Awakening the Invertebrate Giant: The Labor Strategy of the Kirchners’ Administrations (2003-2015)

Authors

  • Andrés Schipani Universidad Nacional de San Martín, Consejo Nacional de Investigaciones Científicas y Técnicas

DOI:

https://doi.org/10.46468/rsaap.15.2.A6

Keywords:

Unions, Kirchnerismo, Labor Policy, Social Protest, Peronism

Abstract

This article attempts to explain the political determinants of the Kirchners’ strategy towards unions. It argues that this strategy entailed three main features: (1) a considerable redistribution of income and power towards the working class in industrial relations, (2) an attempt by state officials to recraft the landscape of union organizations, and (3) the lack of inclusion of unions in the political arena. This strategy is explained by the pre-existent endowment of political resources of working-class organizations in Argentina.
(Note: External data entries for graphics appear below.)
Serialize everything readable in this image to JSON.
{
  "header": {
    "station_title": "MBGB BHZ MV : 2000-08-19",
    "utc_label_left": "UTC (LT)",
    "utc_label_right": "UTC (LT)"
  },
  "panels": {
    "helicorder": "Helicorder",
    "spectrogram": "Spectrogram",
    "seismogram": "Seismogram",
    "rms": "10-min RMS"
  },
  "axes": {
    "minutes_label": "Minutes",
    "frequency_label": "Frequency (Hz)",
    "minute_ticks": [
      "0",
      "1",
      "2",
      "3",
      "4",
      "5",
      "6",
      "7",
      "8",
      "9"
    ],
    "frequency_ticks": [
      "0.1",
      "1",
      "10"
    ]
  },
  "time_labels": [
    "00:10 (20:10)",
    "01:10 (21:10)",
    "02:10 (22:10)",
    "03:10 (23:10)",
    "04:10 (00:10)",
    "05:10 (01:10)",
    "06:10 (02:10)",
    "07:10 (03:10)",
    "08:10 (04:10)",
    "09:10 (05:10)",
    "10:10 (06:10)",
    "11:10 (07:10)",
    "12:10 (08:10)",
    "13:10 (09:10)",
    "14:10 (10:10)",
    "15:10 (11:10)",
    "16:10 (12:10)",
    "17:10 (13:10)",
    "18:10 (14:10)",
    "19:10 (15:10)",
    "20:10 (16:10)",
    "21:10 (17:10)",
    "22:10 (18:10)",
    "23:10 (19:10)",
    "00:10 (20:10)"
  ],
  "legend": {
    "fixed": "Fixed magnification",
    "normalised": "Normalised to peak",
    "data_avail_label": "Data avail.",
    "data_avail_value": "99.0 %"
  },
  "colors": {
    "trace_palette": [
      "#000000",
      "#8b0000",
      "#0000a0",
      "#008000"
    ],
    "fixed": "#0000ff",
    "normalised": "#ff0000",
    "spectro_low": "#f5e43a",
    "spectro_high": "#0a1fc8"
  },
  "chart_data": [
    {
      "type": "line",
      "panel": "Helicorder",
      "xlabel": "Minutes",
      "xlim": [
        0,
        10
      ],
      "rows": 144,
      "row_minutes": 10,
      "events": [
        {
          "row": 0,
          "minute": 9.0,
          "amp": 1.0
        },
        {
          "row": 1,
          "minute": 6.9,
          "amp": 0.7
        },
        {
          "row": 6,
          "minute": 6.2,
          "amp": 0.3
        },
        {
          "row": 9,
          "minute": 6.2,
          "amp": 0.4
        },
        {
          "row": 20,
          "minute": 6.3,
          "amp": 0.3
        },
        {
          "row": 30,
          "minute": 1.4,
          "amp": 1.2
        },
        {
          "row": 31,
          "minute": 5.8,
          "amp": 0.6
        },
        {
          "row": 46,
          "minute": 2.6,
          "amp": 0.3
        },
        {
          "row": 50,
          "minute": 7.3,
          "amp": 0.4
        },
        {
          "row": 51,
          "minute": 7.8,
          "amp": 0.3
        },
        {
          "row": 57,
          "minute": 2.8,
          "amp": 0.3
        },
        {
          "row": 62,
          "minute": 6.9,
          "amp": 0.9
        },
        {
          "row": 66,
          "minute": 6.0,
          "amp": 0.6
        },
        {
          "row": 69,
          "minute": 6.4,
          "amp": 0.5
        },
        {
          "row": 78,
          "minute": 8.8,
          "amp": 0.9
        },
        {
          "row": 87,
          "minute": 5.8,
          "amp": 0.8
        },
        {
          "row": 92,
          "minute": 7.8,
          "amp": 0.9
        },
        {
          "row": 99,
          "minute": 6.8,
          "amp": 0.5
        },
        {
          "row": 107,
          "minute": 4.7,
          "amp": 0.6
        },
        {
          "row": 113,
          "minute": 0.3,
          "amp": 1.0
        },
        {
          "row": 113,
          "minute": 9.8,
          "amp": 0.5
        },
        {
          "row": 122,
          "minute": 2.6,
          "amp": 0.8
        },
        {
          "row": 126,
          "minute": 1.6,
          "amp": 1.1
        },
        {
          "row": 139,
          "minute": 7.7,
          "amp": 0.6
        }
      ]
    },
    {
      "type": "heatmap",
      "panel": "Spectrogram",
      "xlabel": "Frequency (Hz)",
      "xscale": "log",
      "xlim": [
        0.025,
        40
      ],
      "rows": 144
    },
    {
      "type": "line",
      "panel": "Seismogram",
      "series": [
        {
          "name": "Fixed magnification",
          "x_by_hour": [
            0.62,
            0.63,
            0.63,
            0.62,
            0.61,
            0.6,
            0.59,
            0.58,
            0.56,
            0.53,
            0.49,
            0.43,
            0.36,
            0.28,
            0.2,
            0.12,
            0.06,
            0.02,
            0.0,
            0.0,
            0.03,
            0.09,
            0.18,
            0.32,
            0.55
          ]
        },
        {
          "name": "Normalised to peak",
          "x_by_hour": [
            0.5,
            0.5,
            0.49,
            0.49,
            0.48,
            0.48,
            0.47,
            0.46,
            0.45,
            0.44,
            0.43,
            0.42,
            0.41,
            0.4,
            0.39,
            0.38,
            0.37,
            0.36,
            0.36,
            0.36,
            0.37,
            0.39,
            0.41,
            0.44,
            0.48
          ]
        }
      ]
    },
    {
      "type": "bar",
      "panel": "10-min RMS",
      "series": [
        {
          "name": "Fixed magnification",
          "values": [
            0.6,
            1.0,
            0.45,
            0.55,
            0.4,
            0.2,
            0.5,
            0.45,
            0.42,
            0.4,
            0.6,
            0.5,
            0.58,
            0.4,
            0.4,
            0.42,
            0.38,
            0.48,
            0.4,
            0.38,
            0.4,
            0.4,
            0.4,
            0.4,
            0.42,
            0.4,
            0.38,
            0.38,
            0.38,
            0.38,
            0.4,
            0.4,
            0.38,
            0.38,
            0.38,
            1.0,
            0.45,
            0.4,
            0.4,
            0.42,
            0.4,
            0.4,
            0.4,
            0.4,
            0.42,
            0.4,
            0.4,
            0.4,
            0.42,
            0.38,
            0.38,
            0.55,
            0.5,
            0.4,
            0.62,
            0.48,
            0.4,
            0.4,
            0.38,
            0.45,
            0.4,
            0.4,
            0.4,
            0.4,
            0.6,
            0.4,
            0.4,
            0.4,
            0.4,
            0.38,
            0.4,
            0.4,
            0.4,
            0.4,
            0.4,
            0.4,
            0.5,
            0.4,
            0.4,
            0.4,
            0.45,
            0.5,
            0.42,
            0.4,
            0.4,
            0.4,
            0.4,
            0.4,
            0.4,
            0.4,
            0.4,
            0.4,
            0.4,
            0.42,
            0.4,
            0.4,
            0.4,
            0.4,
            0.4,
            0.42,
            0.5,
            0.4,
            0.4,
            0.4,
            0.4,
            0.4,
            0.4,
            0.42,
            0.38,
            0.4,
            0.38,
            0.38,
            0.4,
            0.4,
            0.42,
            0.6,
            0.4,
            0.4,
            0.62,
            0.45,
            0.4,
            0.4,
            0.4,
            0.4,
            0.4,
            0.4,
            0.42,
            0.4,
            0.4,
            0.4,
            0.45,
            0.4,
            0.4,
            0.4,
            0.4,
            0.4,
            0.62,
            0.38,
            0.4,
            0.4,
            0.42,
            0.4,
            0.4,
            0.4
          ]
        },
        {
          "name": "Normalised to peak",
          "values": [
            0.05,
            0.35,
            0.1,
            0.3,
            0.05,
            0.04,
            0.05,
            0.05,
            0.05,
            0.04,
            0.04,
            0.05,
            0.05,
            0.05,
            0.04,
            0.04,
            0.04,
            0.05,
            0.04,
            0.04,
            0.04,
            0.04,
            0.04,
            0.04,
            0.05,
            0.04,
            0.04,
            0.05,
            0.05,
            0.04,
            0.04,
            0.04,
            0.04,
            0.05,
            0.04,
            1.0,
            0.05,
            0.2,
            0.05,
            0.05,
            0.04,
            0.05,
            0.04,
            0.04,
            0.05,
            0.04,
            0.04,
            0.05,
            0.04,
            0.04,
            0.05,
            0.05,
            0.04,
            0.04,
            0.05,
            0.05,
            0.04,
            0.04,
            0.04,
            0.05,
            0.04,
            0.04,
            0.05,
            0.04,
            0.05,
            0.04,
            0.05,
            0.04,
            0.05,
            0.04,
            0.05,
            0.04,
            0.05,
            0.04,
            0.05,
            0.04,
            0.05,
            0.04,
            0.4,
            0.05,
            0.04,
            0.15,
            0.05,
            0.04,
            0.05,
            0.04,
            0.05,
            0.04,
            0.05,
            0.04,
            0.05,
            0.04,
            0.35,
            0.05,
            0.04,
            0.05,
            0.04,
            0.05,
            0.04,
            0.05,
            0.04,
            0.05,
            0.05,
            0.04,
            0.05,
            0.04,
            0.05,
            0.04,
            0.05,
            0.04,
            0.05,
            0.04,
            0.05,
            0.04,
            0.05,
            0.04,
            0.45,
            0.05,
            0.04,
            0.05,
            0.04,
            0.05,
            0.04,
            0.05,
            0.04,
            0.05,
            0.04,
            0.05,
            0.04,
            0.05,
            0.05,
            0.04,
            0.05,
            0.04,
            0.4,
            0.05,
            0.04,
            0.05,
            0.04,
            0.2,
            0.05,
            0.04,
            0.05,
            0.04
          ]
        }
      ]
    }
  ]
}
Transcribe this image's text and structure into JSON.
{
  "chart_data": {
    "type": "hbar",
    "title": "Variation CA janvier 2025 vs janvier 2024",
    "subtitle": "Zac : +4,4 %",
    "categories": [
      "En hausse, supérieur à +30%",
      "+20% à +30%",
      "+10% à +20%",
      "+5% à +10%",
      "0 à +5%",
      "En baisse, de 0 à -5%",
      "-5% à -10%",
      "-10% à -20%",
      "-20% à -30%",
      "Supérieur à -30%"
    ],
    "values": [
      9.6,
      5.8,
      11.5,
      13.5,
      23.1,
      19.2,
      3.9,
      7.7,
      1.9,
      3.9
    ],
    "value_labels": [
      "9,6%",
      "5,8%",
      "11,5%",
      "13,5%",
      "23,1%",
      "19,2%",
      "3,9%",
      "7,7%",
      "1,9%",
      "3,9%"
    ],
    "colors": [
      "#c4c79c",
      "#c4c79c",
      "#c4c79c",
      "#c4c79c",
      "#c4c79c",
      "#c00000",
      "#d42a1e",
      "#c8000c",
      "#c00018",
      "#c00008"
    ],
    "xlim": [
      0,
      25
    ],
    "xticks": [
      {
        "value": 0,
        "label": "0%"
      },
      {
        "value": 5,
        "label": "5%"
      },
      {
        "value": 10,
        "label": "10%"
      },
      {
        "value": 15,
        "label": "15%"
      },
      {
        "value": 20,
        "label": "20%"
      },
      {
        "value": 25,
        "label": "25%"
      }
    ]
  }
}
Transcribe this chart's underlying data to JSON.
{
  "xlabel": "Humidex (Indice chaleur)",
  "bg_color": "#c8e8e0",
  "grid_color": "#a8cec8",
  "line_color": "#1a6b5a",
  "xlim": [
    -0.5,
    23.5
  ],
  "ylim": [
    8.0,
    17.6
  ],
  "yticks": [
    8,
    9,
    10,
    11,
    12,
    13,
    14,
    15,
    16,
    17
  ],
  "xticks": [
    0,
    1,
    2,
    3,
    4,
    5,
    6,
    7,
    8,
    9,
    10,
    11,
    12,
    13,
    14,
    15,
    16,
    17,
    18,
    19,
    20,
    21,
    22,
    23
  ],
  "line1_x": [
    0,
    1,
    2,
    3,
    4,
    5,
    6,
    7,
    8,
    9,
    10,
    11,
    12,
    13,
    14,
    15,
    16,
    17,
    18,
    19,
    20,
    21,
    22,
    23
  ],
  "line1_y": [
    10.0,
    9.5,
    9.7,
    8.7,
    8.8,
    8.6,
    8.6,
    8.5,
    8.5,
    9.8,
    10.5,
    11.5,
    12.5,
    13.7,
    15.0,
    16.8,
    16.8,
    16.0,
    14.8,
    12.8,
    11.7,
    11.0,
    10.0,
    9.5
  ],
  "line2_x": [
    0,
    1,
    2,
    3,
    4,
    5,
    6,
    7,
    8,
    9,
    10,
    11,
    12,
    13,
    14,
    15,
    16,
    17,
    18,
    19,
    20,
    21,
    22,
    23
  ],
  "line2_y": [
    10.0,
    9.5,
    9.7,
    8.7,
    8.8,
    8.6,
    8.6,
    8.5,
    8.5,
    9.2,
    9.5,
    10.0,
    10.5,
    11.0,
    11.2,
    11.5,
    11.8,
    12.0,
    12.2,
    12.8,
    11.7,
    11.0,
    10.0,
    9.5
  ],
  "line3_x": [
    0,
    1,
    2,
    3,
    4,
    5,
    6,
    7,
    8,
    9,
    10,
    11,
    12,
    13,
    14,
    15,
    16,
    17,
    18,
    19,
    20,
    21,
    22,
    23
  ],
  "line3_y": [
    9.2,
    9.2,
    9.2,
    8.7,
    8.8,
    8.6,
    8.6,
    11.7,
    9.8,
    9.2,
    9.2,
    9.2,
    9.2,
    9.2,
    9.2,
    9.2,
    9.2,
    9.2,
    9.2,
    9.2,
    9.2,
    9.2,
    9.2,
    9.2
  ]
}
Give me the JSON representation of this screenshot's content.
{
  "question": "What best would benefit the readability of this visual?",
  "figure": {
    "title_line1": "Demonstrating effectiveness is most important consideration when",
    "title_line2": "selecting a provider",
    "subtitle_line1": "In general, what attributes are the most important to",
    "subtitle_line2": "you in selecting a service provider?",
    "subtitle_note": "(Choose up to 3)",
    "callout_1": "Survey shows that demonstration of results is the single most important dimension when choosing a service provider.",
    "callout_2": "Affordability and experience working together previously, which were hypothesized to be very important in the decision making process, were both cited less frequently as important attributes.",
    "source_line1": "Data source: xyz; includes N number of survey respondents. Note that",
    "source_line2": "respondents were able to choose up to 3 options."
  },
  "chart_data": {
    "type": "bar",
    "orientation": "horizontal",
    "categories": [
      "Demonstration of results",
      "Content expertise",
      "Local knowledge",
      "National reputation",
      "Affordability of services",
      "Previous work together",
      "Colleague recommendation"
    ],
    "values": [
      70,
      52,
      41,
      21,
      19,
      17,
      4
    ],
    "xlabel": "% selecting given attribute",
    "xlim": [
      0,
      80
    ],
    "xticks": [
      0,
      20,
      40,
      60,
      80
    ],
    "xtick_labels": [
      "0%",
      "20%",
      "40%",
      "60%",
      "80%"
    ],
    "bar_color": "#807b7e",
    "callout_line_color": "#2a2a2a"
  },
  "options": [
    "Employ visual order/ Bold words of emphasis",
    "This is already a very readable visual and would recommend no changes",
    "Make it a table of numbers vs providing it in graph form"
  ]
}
While their high mobilizational capacity and considerable autonomy vis-à-vis the ruling party forced the government to craft coalitions with unions in order to reduce social unrest, unions’ lack of inclusion in the state is explained by the weak, pre-existing ties between unions and the Partido Justicialista. Moreover, both factors led the Kirchners to try to recraft the relative power of union organizations “from above” in order to create their own base of support among unions, which they lacked.